Unfortunately even that symbolic space has not been immune from human biases and under that unifying flag certain groups have continued to face discrimination and division. Queer people of color, particularly Asian people, bisexuals, and transgender people have met in many cases much the same type and level of discrimination they faced in the outside world which strikes wounds all the deeper coming from a group and space in which they were told they would be safe.
Over the past several decades the LGBTQ+ community has been embroiled in an ever increasing tug-of-war between the desire for a unifying safe space and the need for acknowledgement of individuated identity. Adding more and more letters to the LGBTQ+ chain at times seems counterproductive to some but the demand for the specific reference and representation stems from a very real and legitimate reticence born from too much history of ‘everyone is welcome here’ not actually meaning everyone.
The ultimate goal of inclusivity is the support, safety, and empowerment of unified solidarity. To belong is one of our most primal and fundamental needs. To achieve this will require both producing and embracing a singular welcoming and encompassing space. Diversity is an essential tool in ensuring we are indeed achieving precisely that by helping us clarify and verify ‘everyone’ does in fact mean everyone.
Both are necessary but both can become a disrupting or opposing force if taken too far. The goal of inclusivity is to welcome all the disparate groups not erase them by overwriting them with a single term or label. Diversity helps to keep this effort honest but becomes harmful when it gets exaggerated to the point of holding the unifying space hostage on demands for status of superseding power.

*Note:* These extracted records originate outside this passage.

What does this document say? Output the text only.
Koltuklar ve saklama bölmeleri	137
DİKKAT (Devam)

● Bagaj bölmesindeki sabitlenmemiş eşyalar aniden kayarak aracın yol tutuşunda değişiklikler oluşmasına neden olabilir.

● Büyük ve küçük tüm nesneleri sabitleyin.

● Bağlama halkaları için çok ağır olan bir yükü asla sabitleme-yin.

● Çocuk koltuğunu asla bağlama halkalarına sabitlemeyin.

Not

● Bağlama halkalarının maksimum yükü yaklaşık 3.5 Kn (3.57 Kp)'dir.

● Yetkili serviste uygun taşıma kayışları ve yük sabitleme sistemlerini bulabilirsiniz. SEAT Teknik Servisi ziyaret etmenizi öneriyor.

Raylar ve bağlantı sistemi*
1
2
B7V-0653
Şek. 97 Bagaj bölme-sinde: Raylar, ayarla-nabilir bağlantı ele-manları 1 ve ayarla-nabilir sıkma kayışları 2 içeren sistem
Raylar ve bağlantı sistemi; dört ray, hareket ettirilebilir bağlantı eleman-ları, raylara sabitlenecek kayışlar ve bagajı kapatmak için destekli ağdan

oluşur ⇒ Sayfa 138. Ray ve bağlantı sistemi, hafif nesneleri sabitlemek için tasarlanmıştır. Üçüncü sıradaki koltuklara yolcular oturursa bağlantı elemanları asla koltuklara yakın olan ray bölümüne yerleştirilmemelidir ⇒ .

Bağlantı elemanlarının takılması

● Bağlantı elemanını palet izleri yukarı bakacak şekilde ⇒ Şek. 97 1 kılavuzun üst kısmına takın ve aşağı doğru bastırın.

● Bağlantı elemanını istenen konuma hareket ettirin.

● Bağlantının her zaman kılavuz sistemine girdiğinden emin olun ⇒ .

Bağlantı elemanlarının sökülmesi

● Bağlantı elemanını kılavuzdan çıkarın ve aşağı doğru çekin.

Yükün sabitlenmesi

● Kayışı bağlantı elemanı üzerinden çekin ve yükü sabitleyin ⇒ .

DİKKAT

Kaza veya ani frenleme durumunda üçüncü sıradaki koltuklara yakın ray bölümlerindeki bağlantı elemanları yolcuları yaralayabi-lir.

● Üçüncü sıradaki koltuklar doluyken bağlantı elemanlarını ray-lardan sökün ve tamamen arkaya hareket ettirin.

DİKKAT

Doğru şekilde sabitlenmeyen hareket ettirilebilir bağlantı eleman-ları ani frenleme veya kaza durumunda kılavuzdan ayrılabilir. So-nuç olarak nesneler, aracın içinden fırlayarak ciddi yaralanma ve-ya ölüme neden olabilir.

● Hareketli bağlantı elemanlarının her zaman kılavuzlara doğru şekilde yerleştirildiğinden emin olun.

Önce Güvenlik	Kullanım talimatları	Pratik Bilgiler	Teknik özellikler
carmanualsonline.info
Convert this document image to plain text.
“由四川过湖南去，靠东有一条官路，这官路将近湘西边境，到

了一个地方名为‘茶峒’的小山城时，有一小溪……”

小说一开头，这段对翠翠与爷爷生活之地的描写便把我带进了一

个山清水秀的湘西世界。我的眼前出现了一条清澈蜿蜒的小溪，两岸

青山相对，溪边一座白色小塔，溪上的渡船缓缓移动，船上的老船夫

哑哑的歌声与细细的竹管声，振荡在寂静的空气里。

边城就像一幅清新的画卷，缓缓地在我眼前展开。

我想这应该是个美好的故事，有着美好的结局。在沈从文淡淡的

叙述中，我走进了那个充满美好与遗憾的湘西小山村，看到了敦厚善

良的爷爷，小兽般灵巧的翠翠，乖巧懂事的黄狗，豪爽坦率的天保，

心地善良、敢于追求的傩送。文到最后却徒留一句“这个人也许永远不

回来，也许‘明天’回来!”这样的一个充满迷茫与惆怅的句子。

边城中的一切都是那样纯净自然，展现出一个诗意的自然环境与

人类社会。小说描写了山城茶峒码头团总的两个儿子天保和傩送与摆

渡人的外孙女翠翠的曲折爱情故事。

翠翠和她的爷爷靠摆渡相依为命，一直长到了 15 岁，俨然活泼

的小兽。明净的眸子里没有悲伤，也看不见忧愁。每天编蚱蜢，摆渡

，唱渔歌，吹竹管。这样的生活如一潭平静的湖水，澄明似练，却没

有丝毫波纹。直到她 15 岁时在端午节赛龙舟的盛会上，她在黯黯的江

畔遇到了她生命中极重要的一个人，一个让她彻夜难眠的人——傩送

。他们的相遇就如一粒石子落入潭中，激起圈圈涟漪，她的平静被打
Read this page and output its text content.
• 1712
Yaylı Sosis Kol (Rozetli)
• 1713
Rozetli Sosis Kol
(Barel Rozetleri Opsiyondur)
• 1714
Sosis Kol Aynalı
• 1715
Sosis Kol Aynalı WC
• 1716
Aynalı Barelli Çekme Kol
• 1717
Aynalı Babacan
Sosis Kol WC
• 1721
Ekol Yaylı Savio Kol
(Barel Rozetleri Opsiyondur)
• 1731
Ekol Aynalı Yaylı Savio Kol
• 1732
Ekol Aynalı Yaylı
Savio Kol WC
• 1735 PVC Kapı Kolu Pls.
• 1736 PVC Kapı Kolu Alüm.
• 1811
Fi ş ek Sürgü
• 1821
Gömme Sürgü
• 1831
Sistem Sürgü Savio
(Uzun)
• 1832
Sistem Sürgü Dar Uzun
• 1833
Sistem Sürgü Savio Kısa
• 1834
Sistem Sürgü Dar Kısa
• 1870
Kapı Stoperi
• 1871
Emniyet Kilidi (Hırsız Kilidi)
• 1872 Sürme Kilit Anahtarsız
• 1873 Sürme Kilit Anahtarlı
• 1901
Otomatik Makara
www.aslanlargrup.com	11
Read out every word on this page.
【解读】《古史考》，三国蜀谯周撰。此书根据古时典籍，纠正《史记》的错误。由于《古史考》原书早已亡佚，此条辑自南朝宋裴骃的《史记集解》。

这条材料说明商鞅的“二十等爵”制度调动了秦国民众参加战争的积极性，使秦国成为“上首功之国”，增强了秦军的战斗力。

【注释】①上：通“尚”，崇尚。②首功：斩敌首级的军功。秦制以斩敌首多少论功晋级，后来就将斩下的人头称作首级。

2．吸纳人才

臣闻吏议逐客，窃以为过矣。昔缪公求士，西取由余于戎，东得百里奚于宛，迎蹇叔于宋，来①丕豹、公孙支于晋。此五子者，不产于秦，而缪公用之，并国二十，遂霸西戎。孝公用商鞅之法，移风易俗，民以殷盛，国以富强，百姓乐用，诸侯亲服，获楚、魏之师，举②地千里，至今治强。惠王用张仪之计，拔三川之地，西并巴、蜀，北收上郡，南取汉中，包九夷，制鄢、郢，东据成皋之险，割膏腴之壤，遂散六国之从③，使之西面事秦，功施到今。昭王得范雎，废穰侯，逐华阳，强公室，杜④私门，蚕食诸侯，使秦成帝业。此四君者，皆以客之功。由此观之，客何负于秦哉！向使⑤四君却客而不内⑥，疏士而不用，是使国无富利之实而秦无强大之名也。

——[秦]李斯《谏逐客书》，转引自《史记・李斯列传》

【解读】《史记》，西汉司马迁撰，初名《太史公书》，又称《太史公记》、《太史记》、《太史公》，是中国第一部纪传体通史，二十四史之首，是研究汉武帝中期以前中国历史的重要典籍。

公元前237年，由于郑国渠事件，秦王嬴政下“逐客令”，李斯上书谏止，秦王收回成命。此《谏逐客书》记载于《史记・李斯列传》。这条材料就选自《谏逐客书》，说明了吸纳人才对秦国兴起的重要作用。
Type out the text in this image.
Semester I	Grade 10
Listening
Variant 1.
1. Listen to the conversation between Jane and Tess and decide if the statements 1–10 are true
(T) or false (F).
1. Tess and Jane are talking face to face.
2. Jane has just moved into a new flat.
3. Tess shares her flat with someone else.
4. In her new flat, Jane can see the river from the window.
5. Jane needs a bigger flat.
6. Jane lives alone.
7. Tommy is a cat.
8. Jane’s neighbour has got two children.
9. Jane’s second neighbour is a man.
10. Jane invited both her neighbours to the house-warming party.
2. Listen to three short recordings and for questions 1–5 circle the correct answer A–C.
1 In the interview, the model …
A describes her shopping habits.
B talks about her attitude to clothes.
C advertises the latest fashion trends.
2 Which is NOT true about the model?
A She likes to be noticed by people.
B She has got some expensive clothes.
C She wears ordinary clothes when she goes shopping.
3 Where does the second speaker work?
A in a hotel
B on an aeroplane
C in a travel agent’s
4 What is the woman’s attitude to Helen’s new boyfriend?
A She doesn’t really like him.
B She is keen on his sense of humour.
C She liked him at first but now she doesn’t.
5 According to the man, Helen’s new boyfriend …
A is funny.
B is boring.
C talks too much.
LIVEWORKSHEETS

Inclusivity and diversity can be extremely powerful allies or bitter enemies it depends on which mission we choose to pursue. Do we want inclusive safety for the many or autonomy for the individuated few? If being part of a collective whole requires surrendering your individual identity that is not inclusivity that is dominance, as is requiring individual identity to supersede any larger whole.
It is a delicate, difficult, powerful, and wondrous balancing act but achieving true inclusiveness which acknowledges and welcomes different individuals requires both sides to recognize the importance of the other and to seek the common ground between them.